On ne peut pas avoir une politique étrangère forte si on n’a pas une économie forte

Interview accordée à Russia Today le 14 avril 2017

Le président de l’Institut français des relations internationales, Thierry de Montbrial fait part à RT France de sa vision de la campagne électorale française et analyse les enjeux pour les candidats. «A quelques jours du premier tour de la présidentielle française on ne peut pas faire de prévisions», affirme le président l’Institut français des relations internationales (IFRI), en visite à Moscou. Il y a notamment rencontré le ministre russe des Affaires étrangères, Sergueï Lavrov, et tenu une conférence à l’Institut des relations internationales (MGIMO).

« On ne peut pas avoir une politique étrangère forte si on n’a pas une économie forte »

En se basant sur l’analyse de la campagne électorale française, l’universitaire estime qu’en dépit du caractère imprévisible de ce scrutin, la France se trouve à un tournant de sa vie économique : «Le premier des intérêts fondamentaux de la France, c’est de faire des réformes économiques», juge Thierry de Montbrial. «On ne peut pas avoir une politique étrangère forte si on n’a pas une économie forte», poursuit l’intéressé.

S’agissant de l’économie, certains candidats font «fausse route». C’est le cas de la candidate frontiste Marine Le Pen, du candidat de l’extrême gauche Jean-Luc Mélenchon ou du gagnant de la primaire socialiste Benoît Hamon.
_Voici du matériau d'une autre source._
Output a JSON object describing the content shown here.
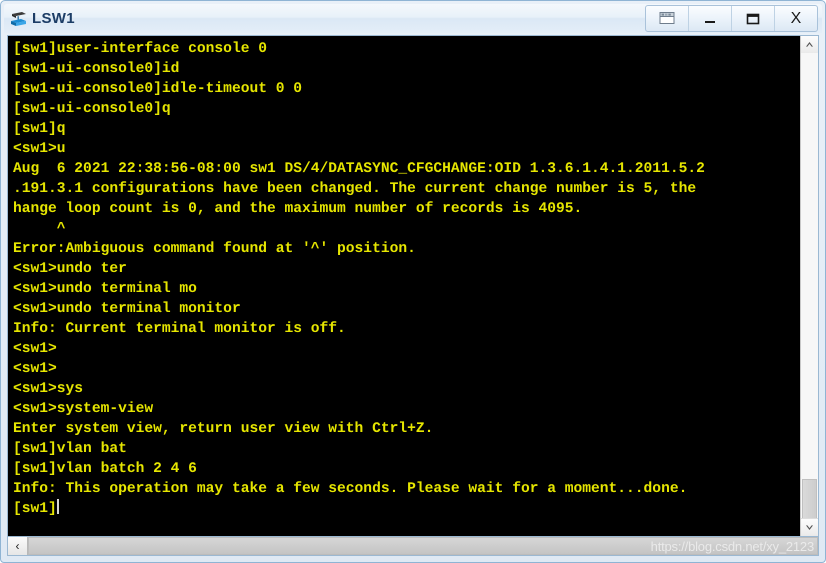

Le chercheur note cependant que les candidats qui sont élus sur des programmes radicaux doivent ensuite souvent revenir en arrière.

« Je ne suis pas convaincu que tous les citoyens soient des experts en économie et encore moins en relations internationales, les raison pour lesquelles les gens votent pour ou contre quelqu’un sont des raisons beaucoup plus émotionnelles »

Les candidats qui ont «un point de vue plus sérieux» en ce qui concerne l’économie sont, pour Thierry de Montbrial, François Fillon qui a un programme «très rigoureux mais très articulé». S’agissant d’Emmanuel Macron «qui n’a sans doute pas eu le temps d’élaborer un programme aussi précis que celui de François Fillon», le président de l’IFRI précise : «Son programme ambigu consiste à ramasser le maximum de voix à droite et à gauche.» Les deux candidats ont toutefois en commun de vouloir rester dans l’UE et de conserver l’euro.

Quant aux montées de Jean-Luc Mélenchon et de Marine Le Pen, le chercheur les explique par le fait qu’il y a en France, comme dans beaucoup de pays du monde, un problème de populisme, «de rejet de ce qui s’est passé avant».

«Je ne suis pas convaincu que tous les citoyens soient des experts en économie et encore moins en relations internationales, les raison pour lesquelles les gens votent pour ou contre quelqu’un sont des raisons beaucoup plus émotionnelles», estime Thierry de Montbrial pour qui le processus électoral produit souvent des effets de cette nature.

« Beaucoup de gens souhaitent revenir à une vision gaulliste de ce qu’est l’intérêt national »

En analysant la politique étrangère de la France, le chercheur souligne un certain rapprochement entre les milieux néo-conservateurs américains et l’évolution du gaullo-mittérandisme au cours des dix dernières années.

«Beaucoup de gens souhaitent revenir à une vision gaulliste de ce qu’est l’intérêt national», explique Thierry de Montbrial. Cette tendance, pour lui, est incarnée par des gens très différents comme François Fillon ou des «candidats extrémistes» comme Marine Le Pen ou Jean-Luc Mélenchon.

Quel que soit le vainqueur de la présidentielle, «il doit y avoir une révolution de la politique étrangère», juge l’universitaire. Emmanuel Macron qui aurait le plus de chances de gagner «n’a pas d’expertise particulière, mais ses vues sont plutôt conventionnelles, plutôt dans le prolongement de ce qu’on a vu ces dernières années», conclut Thierry de Montbrial.